My dad was a high school principal and always had a good chunk of the summer off. Every year we’d pile what seemed like everything we owned into our station wagon and drive to a bungalow colony on Lake Champlain. They were some of the best summers of my life. We kids romped, my dad golfed, my mom shmoozed with the ladies on the “campus.”
The idea of summer was every bit as important as the doing. The entire family lived according to the rhythm of the school year, and summer meant summer for all of us. It seemed everyone my parents socialized with was a school teacher or administrator. I figured this was true for everybody — parents worked from September to June, and relaxed for much of July and August. We were positively…European.
Then I grew up and got a job in newspapering. And here’s the thing about working for a newspaper that comes out every week: It comes out every week! No matter how hard you worked the week before or how good you felt about it, you have to do the thing all over again. As a kid, I measured time like a perennial plant, growing and blooming over the summer and then dying a little every fall and winter. As an adult, I’m like a bouquet of cut flowers: No matter how nice and fresh I am on Monday, you’re going to have to replace me by Sunday.
(I am still working on this metaphor.)
As a result, I always feel a little alienated from the seasons. The beach reports and L.L. Bean catalogues tell me it’s summer, but in my head it’s Monday. Then Tuesday. Weekends are nice, but then there’s Monday again.

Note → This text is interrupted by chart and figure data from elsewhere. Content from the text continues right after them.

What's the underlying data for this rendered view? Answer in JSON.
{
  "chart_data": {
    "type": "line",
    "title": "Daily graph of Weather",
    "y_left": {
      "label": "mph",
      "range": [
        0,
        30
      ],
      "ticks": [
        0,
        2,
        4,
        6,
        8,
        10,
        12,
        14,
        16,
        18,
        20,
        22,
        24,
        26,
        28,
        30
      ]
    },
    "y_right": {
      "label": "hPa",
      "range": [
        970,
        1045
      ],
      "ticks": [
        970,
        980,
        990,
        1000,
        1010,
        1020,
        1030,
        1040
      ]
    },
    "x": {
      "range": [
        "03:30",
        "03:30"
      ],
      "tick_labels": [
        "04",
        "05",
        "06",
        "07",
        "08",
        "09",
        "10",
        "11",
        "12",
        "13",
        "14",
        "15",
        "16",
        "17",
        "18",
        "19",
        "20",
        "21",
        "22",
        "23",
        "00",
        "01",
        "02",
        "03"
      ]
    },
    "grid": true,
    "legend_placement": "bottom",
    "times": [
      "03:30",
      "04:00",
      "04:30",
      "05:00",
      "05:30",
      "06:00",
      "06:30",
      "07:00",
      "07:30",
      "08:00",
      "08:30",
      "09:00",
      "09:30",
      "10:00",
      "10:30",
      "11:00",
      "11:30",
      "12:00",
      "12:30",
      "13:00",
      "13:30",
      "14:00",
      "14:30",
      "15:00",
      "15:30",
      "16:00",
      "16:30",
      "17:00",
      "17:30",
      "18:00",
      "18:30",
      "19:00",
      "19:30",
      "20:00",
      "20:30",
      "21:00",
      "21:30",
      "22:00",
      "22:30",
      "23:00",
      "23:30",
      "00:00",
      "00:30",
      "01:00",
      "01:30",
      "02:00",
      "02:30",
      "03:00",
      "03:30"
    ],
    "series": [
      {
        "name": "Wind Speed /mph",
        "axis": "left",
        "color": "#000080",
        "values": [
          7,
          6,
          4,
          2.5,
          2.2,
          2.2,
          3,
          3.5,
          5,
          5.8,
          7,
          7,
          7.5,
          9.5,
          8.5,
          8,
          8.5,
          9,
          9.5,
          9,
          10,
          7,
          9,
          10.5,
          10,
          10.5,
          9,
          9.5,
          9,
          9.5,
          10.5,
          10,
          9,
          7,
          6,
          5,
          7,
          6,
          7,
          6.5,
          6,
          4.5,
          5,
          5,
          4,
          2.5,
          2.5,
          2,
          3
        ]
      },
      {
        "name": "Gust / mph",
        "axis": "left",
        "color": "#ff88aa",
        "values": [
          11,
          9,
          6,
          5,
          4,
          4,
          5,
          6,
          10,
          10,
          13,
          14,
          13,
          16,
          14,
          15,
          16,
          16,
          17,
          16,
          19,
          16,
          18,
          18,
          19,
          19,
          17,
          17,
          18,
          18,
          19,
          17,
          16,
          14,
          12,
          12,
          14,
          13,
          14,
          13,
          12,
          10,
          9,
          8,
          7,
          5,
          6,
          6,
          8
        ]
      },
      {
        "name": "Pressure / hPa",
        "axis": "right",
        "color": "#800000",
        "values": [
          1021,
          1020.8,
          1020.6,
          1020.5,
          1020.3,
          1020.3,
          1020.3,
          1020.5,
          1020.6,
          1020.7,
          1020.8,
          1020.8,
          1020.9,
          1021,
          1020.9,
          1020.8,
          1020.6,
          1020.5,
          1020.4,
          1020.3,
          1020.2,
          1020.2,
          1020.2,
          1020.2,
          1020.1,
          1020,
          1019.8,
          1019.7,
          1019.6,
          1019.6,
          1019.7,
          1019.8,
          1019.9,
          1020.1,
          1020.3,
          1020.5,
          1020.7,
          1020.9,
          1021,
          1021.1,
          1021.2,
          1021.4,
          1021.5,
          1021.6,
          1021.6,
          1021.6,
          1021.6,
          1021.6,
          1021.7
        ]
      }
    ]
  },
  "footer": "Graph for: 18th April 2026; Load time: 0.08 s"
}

Of course, many people solve this dilemma by taking something called a “vacation.” I’ve read about these mythical periods of labor-free relaxation in the Travel section, which I approach the same way I do upscale restaurant reviews and pornography — fun to look at, although I doubt I’ll ever have any use for the information. To my wife’s dismay, I am terrible at planning vacations, or even agreeing to set aside the time for one. I’m not a workaholic, but I do blame my job: I may want to go away, but the job is still there, a hungry pet demanding its weekly feeding. (Oy, another metaphor.)
So it was a bit of a family milestone when I agreed to take a week off last May and plan a trip to Paris (and by “plan” I mean “let my wife do all the planning”). Picnicking under the Eiffel Tower. Rummaging at the marchés. Catching a film at La Cinémathèque Française.
Of course, none of these things happened, and the only reason I can even mention them is because I read a list of “20 great things to do in Paris” in TimeOut. I ended up in the hospital in April, and we had to cancel. I’m fine now, but here it’s summer, and we’re still looking to get away.
This would depress me if not for a revelation: Had we gone to Paris, we’d already be home! The whole thing would have just been a memory and a camera-full of photographs neither of us has any idea how to download!
In fact, studies show that the real pleasure of a vacation is in the anticipation. Last year Dutch researchers found, according to The New York Times, “that the largest boost in happiness comes from the simple act of planning a vacation.” Even those travelers who described their trip as “relaxing” were no happier after the vacation than they had been planning it!
The solution is obvious: Better you should spend your time planning vacations than actually taking them. Of course, that seems a little cruel, so I have come up with the next best thing, what I am calling “Bring a Little Paris into Your Life©.” Instead of getting all excited over a single trip or vacation that will just leave you broke and blasé after it’s over, do something vacationy as often as you can. Meet your spouse for lunch in the middle of a workday. Visit a museum on a Thursday night. Take a day trip.
I know this sounds like a page out of Cosmo, but my wife and I have been doing this and it’s been great. One Sunday we drove up to Poughkeepsie, NY, where they converted an old railroad bridge into the Walkway on the Hudson. After our hike on the bridge we went to Vassar College and saw a play starring Ken Olin (Michael on thirtysomething). Another night we met at a great hummus place in Englewood. Last weekend we hiked and picnicked at Palisades Interstate Park and saw a new production at The Shakespeare Theatre of New Jersey.
Hikes. Picnics. Summer theater. All the activities were in tune with the season. And unlike an annual vacation, they’re not over yet.
We still plan to get away with the kids when they get back from their various camps and travels. But I am losing my anxiety about not doing the summer “right.” I’ll spare you the metaphor, but already this summer is more lovely and more temperate.